Cafe 100, Huntersville
Why not eat breakfast for lunch? It’s an option at this cozy house-turned-restaurant at the center of Huntersville. Sure, they serve standard lunch fare, too – sandwiches, wraps and burgers – but it’s hard to pass up the build-your-own breakfast burritos, which can include anything from chorizo sausage to goat cheese. 100 Huntersville-Concord Road, Huntersville. 704-274-5932, thecafe100.com.
City Lunch, Lincolnton
A timeless diner with wooden screen doors, Formica bars, walls adorned with high school football photos and a letter-board menu with a Cheerwine ad. Bring a hunger for more than nostalgia. The Big Boy breakfast – two eggs, grits, flapjacks, sausage, bacon and livermush, with toast and coffee – will satisfy. 113 Court Square, Lincolnton. 704-472-3994.
Keaton’s Barbecue, Cleveland
People are still drawn to Keaton’s for a taste of pork or chicken with sauce made from the late B.W.’s Keaton’s secret recipe. The chicken is only served one way: fried, then briefly dipped into the magical sauce. Story has it that the Schlitz brewery once offered Keaton $10,000 for his recipe, but he said he wouldn’t sell it for less than $100,000. 17365 Cool Spring Road, Cleveland.704-278-1619, www.keatonsoriginalbbq.com.

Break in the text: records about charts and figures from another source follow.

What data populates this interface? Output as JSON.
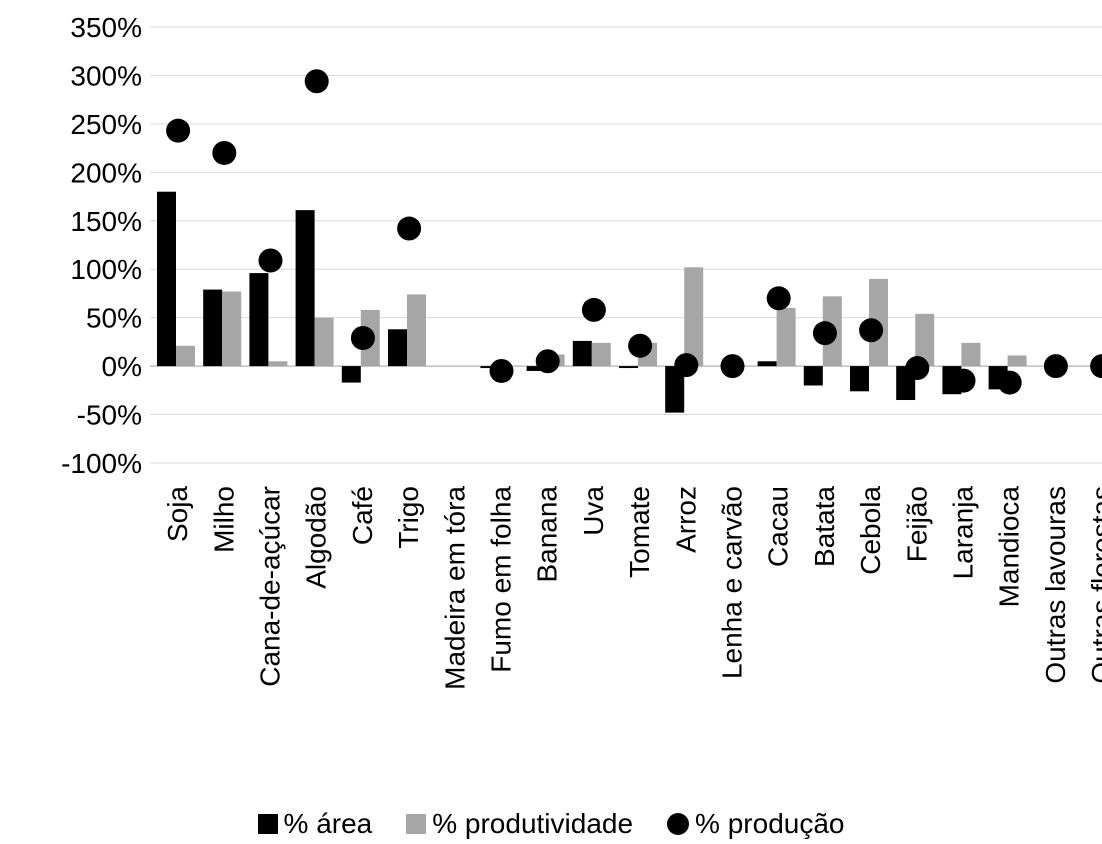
{
  "chart_data": {
    "type": "bar",
    "title": "",
    "xlabel": "",
    "ylabel": "",
    "ylim": [
      -100,
      350
    ],
    "yticks": [
      "-100%",
      "-50%",
      "0%",
      "50%",
      "100%",
      "150%",
      "200%",
      "250%",
      "300%",
      "350%"
    ],
    "ytick_values": [
      -100,
      -50,
      0,
      50,
      100,
      150,
      200,
      250,
      300,
      350
    ],
    "grid": "horizontal",
    "legend_position": "bottom",
    "categories": [
      "Soja",
      "Milho",
      "Cana-de-açúcar",
      "Algodão",
      "Café",
      "Trigo",
      "Madeira em tóra",
      "Fumo em folha",
      "Banana",
      "Uva",
      "Tomate",
      "Arroz",
      "Lenha e carvão",
      "Cacau",
      "Batata",
      "Cebola",
      "Feijão",
      "Laranja",
      "Mandioca",
      "Outras lavouras",
      "Outras florestas"
    ],
    "series": [
      {
        "name": "% área",
        "kind": "bar",
        "color": "#000000",
        "values": [
          180,
          79,
          96,
          161,
          -17,
          38,
          0,
          -2,
          -5,
          26,
          -2,
          -48,
          0,
          5,
          -20,
          -26,
          -35,
          -29,
          -24,
          0,
          0
        ]
      },
      {
        "name": "% produtividade",
        "kind": "bar",
        "color": "#a6a6a6",
        "values": [
          21,
          77,
          5,
          50,
          58,
          74,
          0,
          0,
          12,
          24,
          24,
          102,
          0,
          60,
          72,
          90,
          54,
          24,
          11,
          0,
          0
        ]
      },
      {
        "name": "% produção",
        "kind": "marker",
        "color": "#000000",
        "values": [
          243,
          220,
          109,
          294,
          29,
          142,
          null,
          -5,
          5,
          58,
          21,
          1,
          0,
          70,
          34,
          37,
          -2,
          -15,
          -17,
          0,
          0
        ]
      }
    ]
  }
}
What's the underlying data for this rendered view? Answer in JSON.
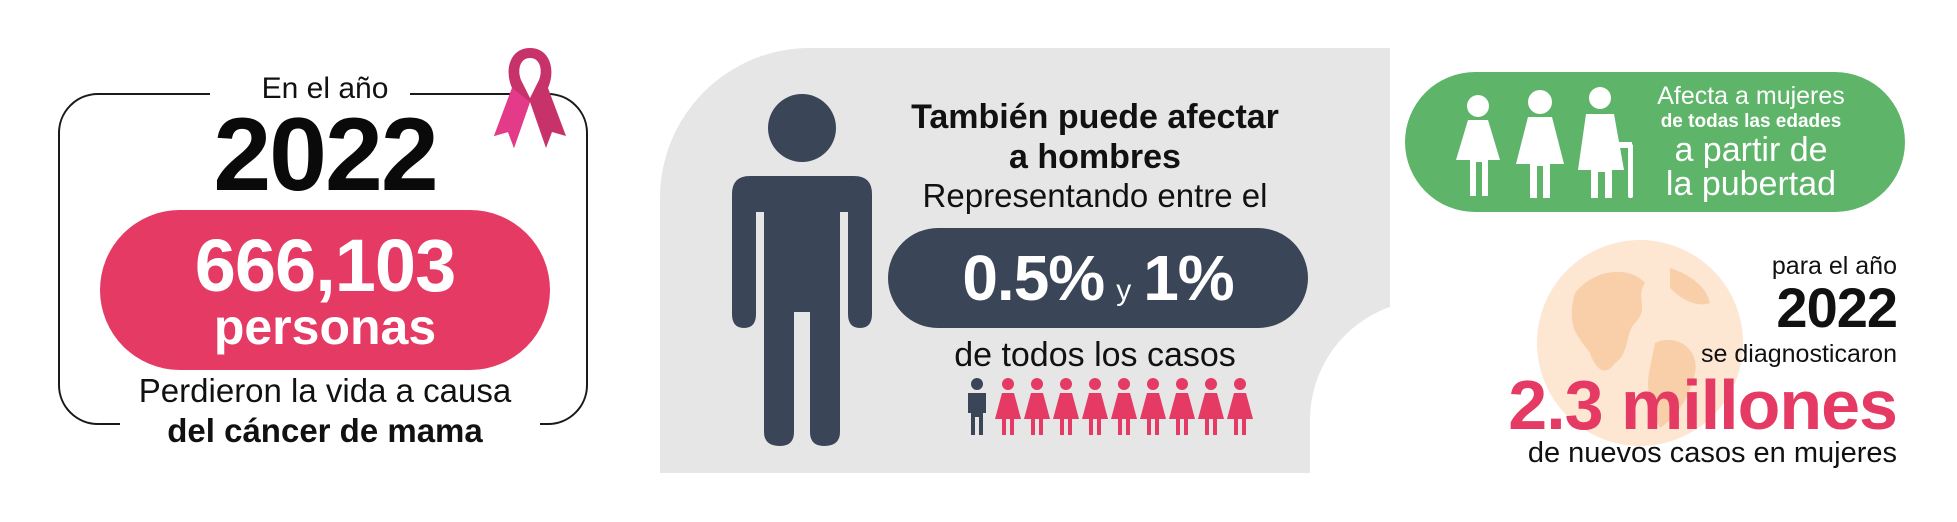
{
  "panel_deaths": {
    "intro": "En el año",
    "year": "2022",
    "count": "666,103",
    "people": "personas",
    "caption_line1": "Perdieron la vida a causa",
    "caption_line2": "del cáncer de mama",
    "accent_color": "#e43a63",
    "icon": "pink-ribbon-icon"
  },
  "panel_men": {
    "title_line1": "También puede afectar",
    "title_line2": "a hombres",
    "subtitle": "Representando entre el",
    "low_pct": "0.5%",
    "connector": "y",
    "high_pct": "1%",
    "footer": "de todos los casos",
    "pill_color": "#3a4657",
    "people_icons": {
      "men": 1,
      "women": 9
    }
  },
  "panel_women": {
    "green_line1": "Afecta a mujeres",
    "green_line2": "de todas las edades",
    "green_line3": "a partir de",
    "green_line4": "la pubertad",
    "green_color": "#5eb56a",
    "intro": "para el año",
    "year": "2022",
    "verb": "se diagnosticaron",
    "count": "2.3 millones",
    "caption": "de nuevos casos en mujeres",
    "icons": [
      "women-of-all-ages-icon",
      "globe-icon"
    ]
  }
}
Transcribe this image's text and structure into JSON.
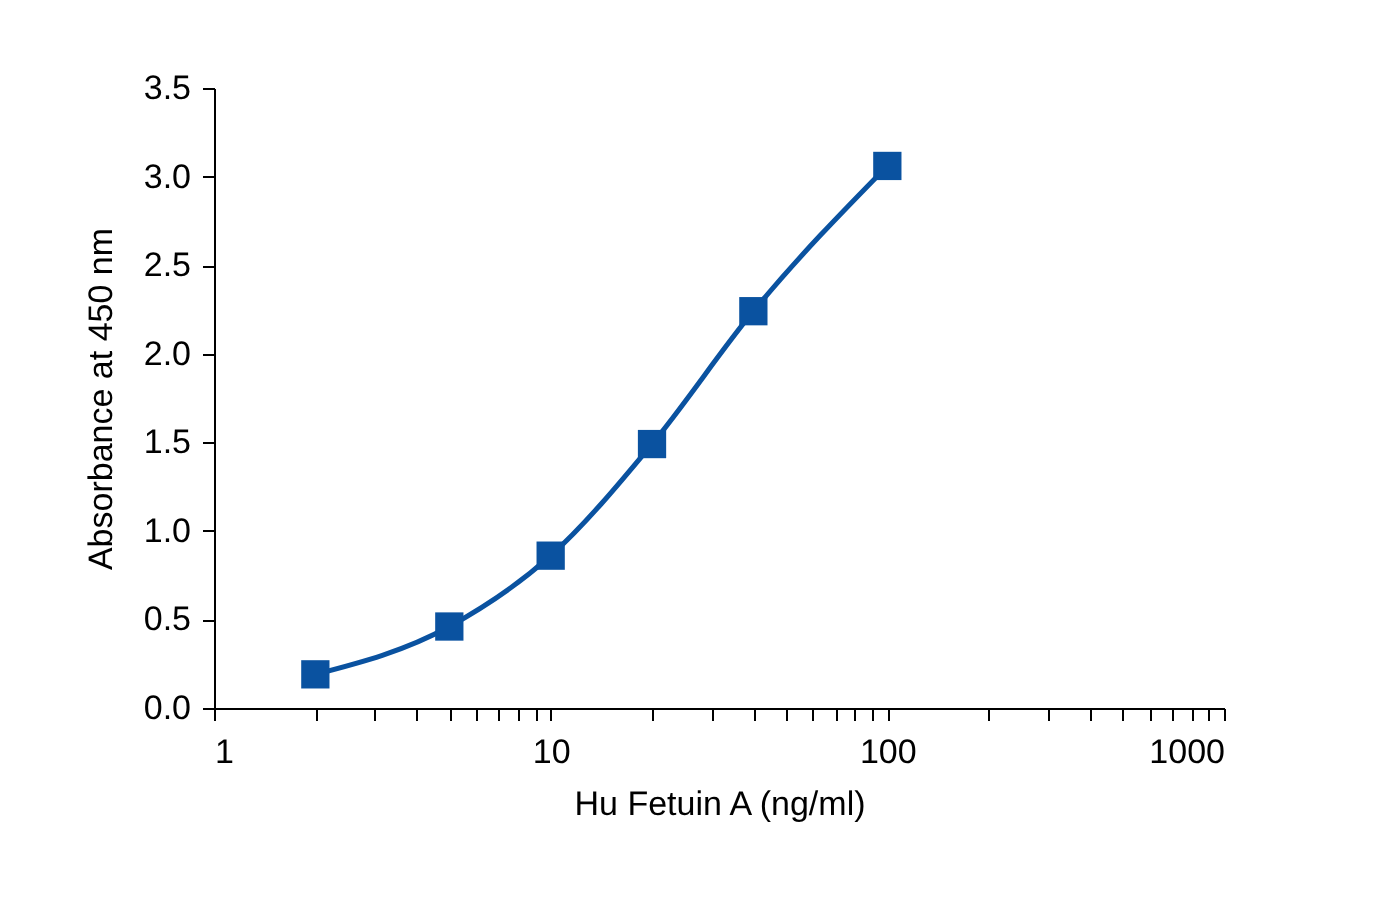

Mooresville Ice Cream Company
Sold under the DeLuxe and Front Porch brands, the Mooresville Ice Cream Company’s 40 flavors include some Southern specialties: banana pudding, fried apple pie and blackberry crumble. Peek in the windows of the factory to get a glimpse of the ice cream production process, then stop in the old-style ice cream parlor next door for a taste. 172 N. Broad St., Mooresville. 704-664-5456, deluxe1924.com.